O elevador para. Olho pro painel onde o número 12 se acende. Fuck. Torço internamente para que não seja o esquisitão do 124. Qualquer um menos ele. Qualquer um menos ele…

A porta se abre e não vejo ninguém, mas o alívio dura pouco e o silêncio logo é quebrado pelo som apressado de um solado de madeira contra o piso de lajotas exageradamente tingidas de cera vermelha. A imagem não chega muito tempo depois do som e, em alguns segundos, já estamos dividindo aquele metro quadrado de desconforto. Ele entra dando um pequeno pulo para superar o vão e imediatamente dirige seu olhar para mim, antes mesmo de verificar se o seu destino já está selecionado no painel. Seu sorriso é ao mesmo tempo assustador e digno de pena.

- Bom dia.

Aponto para os fones de ouvido, tentando evitar qualquer conversa. Naquele momento não ouvia música alguma, mas ele não precisava saber disso. De qualquer maneira minha tentativa foi frustrada.

- Você mora no 134 né?

Retiro o fone direito em um movimento exageradamente lento, um protesto silencioso.

- Uhum.

- Em cima do meu.

- I guess…

Ele faz uma cara de quem não entendeu.

- Uhum, corrijo. E, em um movimento rápido, devolvo o fone ao buraco de onde nunca deveria ter saído.

Dizem que no inferno você passa a eternidade fazendo tudo aquilo que mais odiava quando vivo. Uma espécie de karma infinito e vitaminado. Homens, em geral, passam seus dias inteiros ouvindo mulheres falando sem poder interromper. Influencers nunca encontram sinal de 3G. E publicitários são proibidos de tecer um único elogio de autopromoção. Exatamente o contrário de mim. Já consigo imaginar um auditório repleto de olhares desconhecidos apontados para mim, sem intervalo, e orelhas atentas para captar cada detalhe sórdido da minha vida. Histórias, pensamentos, opiniões. Tudo o que eu consegui levar para a cova, mas que agora se projetam sem controle, como uma espinha no rosto de um adolescente. Um TED infinito que não traz nenhuma inovação tecnológica ou frases de efeito, apenas frivolidades de uma baterista com problemas de socialização.

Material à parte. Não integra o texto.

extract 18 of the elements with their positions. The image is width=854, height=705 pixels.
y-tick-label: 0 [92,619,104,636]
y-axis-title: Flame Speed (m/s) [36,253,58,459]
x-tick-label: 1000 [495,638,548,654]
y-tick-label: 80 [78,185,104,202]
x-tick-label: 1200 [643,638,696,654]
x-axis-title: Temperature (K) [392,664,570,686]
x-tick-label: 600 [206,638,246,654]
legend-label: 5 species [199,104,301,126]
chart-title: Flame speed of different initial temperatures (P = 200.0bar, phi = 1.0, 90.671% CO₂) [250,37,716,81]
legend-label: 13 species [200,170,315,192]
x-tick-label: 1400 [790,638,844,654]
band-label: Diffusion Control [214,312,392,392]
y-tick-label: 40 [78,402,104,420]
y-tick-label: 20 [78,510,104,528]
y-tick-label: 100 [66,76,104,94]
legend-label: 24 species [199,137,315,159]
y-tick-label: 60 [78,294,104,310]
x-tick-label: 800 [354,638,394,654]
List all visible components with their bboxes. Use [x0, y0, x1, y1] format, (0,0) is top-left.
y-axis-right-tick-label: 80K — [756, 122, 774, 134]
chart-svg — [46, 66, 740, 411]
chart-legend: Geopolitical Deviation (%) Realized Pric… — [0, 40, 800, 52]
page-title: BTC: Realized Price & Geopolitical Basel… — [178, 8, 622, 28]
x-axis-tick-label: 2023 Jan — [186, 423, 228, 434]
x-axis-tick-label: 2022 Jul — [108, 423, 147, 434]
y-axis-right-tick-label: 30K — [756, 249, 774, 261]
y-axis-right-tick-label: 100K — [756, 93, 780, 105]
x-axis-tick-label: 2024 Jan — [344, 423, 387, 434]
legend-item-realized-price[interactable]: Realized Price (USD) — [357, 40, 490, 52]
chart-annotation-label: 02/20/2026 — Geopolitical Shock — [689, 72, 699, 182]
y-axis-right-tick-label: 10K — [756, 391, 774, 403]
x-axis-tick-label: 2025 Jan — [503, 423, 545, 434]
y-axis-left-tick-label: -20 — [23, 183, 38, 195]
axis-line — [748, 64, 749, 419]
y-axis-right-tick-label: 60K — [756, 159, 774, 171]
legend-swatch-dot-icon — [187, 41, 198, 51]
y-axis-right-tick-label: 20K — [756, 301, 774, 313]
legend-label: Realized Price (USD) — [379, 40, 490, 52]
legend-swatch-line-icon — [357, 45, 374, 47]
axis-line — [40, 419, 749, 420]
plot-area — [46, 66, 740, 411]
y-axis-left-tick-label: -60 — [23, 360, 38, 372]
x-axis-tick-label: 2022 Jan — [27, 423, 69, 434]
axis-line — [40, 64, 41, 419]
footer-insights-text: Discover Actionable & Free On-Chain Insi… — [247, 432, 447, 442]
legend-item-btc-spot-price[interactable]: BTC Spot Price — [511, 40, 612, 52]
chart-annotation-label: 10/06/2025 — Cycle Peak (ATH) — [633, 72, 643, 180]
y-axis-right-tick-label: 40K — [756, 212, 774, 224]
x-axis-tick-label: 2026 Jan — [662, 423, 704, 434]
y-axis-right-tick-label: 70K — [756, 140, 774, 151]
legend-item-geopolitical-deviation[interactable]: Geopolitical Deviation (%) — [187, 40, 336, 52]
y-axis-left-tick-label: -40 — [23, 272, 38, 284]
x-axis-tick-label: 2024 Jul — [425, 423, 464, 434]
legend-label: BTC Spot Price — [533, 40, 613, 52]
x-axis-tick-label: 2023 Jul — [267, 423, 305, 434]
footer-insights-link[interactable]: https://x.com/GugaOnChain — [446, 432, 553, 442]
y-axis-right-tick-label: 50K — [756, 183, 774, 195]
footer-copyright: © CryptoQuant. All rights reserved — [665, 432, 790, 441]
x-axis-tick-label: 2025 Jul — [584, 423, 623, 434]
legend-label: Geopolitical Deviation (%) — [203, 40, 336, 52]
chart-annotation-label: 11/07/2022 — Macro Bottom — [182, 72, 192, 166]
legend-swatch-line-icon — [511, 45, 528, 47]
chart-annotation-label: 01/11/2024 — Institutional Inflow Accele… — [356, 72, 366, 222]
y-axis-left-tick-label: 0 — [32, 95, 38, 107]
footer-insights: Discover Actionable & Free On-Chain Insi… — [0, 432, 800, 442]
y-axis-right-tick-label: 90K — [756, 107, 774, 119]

Oi. Meu nome é Juicy Jill, tenho 32 anos e sou baterista em uma banda de funk. Próximo slide, por favor.




A porta do elevador abre e eu saio apressada em busca de ar limpo. Sinto o olhar fixo do Sr. Estranho na minha bunda, mas foda-se. Nada que eu já não esteja acostumada. Passo pelo porteiro e dou um aceno com a cabeça. Logo em seguida ouço o vizinho se aproximar e puxar um assunto qualquer, que pode variar entre o clima e os resultados do futebol na noite anterior. Pobre Antônio.

No instante que coloco o pé na rua sou bombardeada pela luz do sol. Algo semelhante ao canhão de luz quando estou no palco, mas com alguns quilowatts a mais, e muitas cervejas a menos.

Entro no banco de trás do uber, que pela expressão já me esperava há alguns minutos, e pego o celular que, combinado com o fone, é o kit de sobrevivência do antissocial. Antes mesmo da tradicional pergunta levanto a cabeça e digo:’

- Pode seguir o GPS, obrigado.

Seguimos em silêncio até o estúdio. Nenhuma outra palavra desperdiçada. 5 estrelas, sem titubear.




Eu perdi a virgindade só aos 19 anos com o baixista da minha primeira banda. Foi uma merda e nunca mais apareci para os ensaios.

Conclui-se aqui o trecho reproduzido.